End-to-end encryption or other words known as line encryption, currently widely used for secure transactions, especially in EDC technology. Encryption technology (3 DES, AES), which also include digital signing and verification process (SHA, DSA, Elliptic Curve, RSA) sometimes using many of keys and needs to manage. Thus, encryption and key management technologies have become important on the line encryption system. Thales HSM such as nShield Connect or payShield 9000 can be used for a robust encryption and key management as a supplement in line encryption technology or end-to-end encryption.
In order to make compliance with PCI DSS requirement 3, “Protect stored cardholder” data and requirement 4, “Encrypt transmission of cardholder data across open, public networks” easier, merchants around the world have been reaching for end-to-end encryption solutions.
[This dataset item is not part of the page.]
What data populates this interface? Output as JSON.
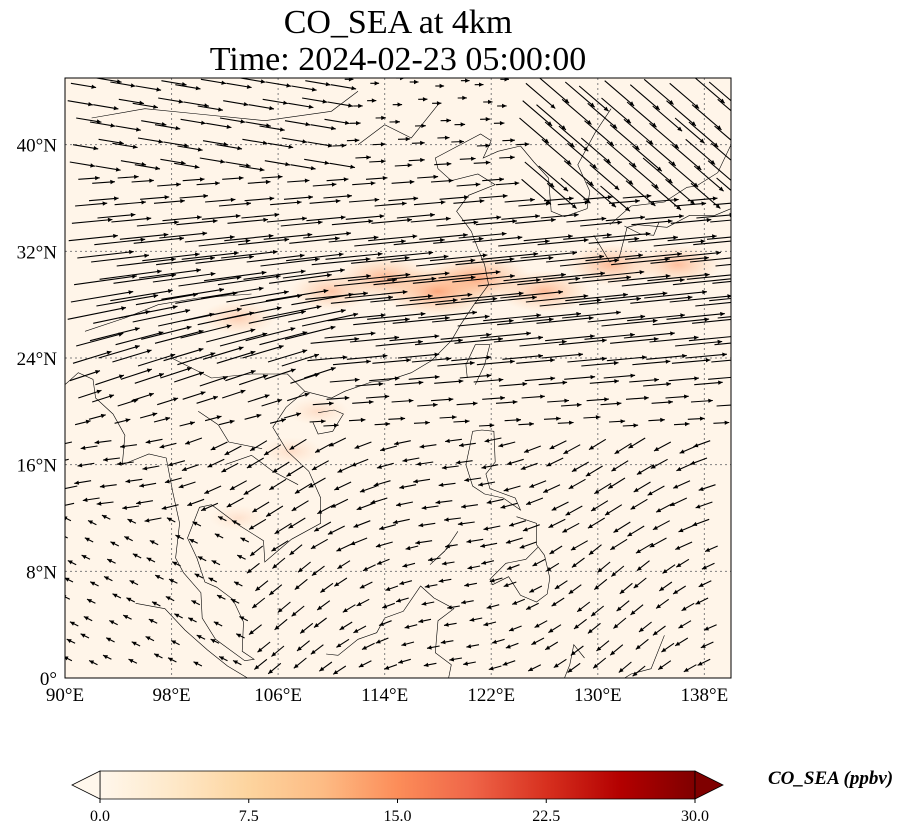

But how do you know if you are using a “good” end-to-end encryption solution (or point to point encryption – P2PE as PCI SSC calls it)? Many suppliers are of course reputable companies, but today there is guidance but there are no standards on what constitutes good practice for encrypting payment transaction data. Readers from outside the industry may be surprised to know that the PIN is in fact the only data for which standards on how to protect it using encryption exist.
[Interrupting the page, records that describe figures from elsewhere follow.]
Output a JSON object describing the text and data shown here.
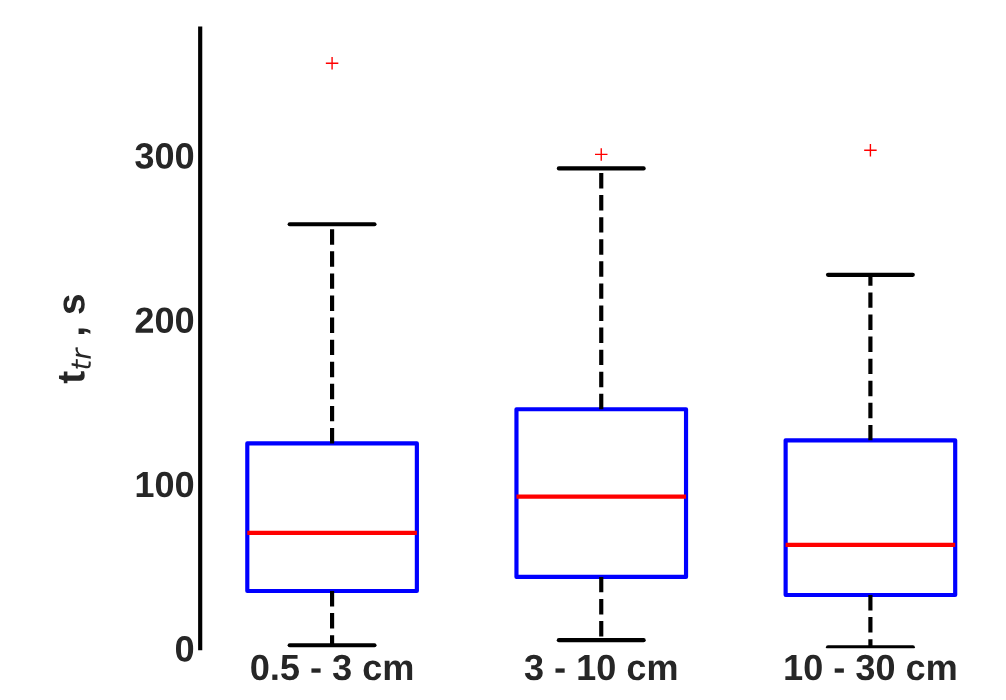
{
  "chart_data": {
    "type": "box",
    "ylabel": "t$_{tr}$ , s",
    "categories": [
      "0.5 - 3 cm",
      "3 - 10 cm",
      "10 - 30 cm"
    ],
    "boxes": [
      {
        "low": 1.8,
        "q1": 34.8,
        "median": 70.2,
        "q3": 124.6,
        "high": 258,
        "outliers": [
          356
        ]
      },
      {
        "low": 4.9,
        "q1": 43.4,
        "median": 92.2,
        "q3": 145.4,
        "high": 292,
        "outliers": [
          300.5
        ]
      },
      {
        "low": 0.6,
        "q1": 32.4,
        "median": 62.9,
        "q3": 126.5,
        "high": 227.2,
        "outliers": [
          303
        ]
      }
    ],
    "color": "#0000ff",
    "ylim": [
      0,
      377
    ],
    "yticks": [
      0,
      100,
      200,
      300
    ],
    "grid": false
  }
}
Well, that will change when a new ASC X9 standard comes to fruition…
The new standard, X9.119, defines the requirements for protecting sensitive payment card data when using encryption methods. Faced with no clear definitions today, people responsible for protecting transactions may inadvertently pick solutions that do not protect the right data, don’t protect it adequately, or use questionable encryption algorithms with poor protection of encryption keys. Alternatively, they may put off encryption, protect nothing, and risk a PCI audit failure. The new standard is, if you like, a definition of the minimum security requirements to be used when encryption is used to protect sensitive payment card data.
I’ve written about X9.119 before in a post about POS standards, but not about the progress it is making.
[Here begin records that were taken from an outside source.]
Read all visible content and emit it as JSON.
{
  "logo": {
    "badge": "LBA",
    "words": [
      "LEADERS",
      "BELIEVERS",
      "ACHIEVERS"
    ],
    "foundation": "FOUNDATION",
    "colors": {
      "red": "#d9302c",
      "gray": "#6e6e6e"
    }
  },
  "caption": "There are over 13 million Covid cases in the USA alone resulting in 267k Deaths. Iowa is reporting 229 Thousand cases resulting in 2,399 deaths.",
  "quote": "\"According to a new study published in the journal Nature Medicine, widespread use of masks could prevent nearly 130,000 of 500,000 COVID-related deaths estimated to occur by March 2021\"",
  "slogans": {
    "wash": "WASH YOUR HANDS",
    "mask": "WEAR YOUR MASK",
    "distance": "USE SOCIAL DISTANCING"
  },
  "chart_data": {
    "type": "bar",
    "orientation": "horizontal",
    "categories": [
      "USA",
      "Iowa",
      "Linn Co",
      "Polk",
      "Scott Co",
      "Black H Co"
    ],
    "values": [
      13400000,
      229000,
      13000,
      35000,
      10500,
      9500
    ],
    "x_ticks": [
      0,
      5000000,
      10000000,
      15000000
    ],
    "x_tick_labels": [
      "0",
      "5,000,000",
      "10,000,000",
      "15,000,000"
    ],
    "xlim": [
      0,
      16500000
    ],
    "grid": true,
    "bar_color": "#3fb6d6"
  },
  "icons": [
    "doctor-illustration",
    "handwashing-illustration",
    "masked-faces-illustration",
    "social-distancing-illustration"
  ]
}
Using the new standard, people will be able to clearly identify which cardholder data they need to protect and the details on how to protect it. It defines what categories of data there are (sensitive, non-sensitive) and says what must always be protected, what need never be protected, and what in combination does require protection. It will also be clear what algorithms must be used to encrypt data (such as triple DES or AES), and how encryption keys should be managed. It is also likely that as X9 requires the encryption of PINs to use a Hardware Security Module (HSM), X9.119 may also require the encryption of sensitive payment card data to use an HSM.
While ASC X9 is a US standards body, the influence of X9.119 is likely to stretch globally. Here’s how it might play out. The PCI SSC (Security Standards Council) point to point encryption technology white paper identifies that, “Based on analysis of PCI DSS key management requirements and existing standards for PIN key management, PCI DSS will develop a key management standard [for P2PE]”. As existing standards for PIN key management come from ASC X9, it’s a fair bet that PCI SSC P2PE key management standards may reference the new X9.119 standard.
All this is good news for both vendors and for users. Vendors can provide solutions that support the new standard with the potential for future interoperability rather than using proprietary approaches, and users can be confident that selecting a solution that complies with X9.119 they are using proven, accepted methods to protect sensitive data, making compliance to a PCI audit much easier.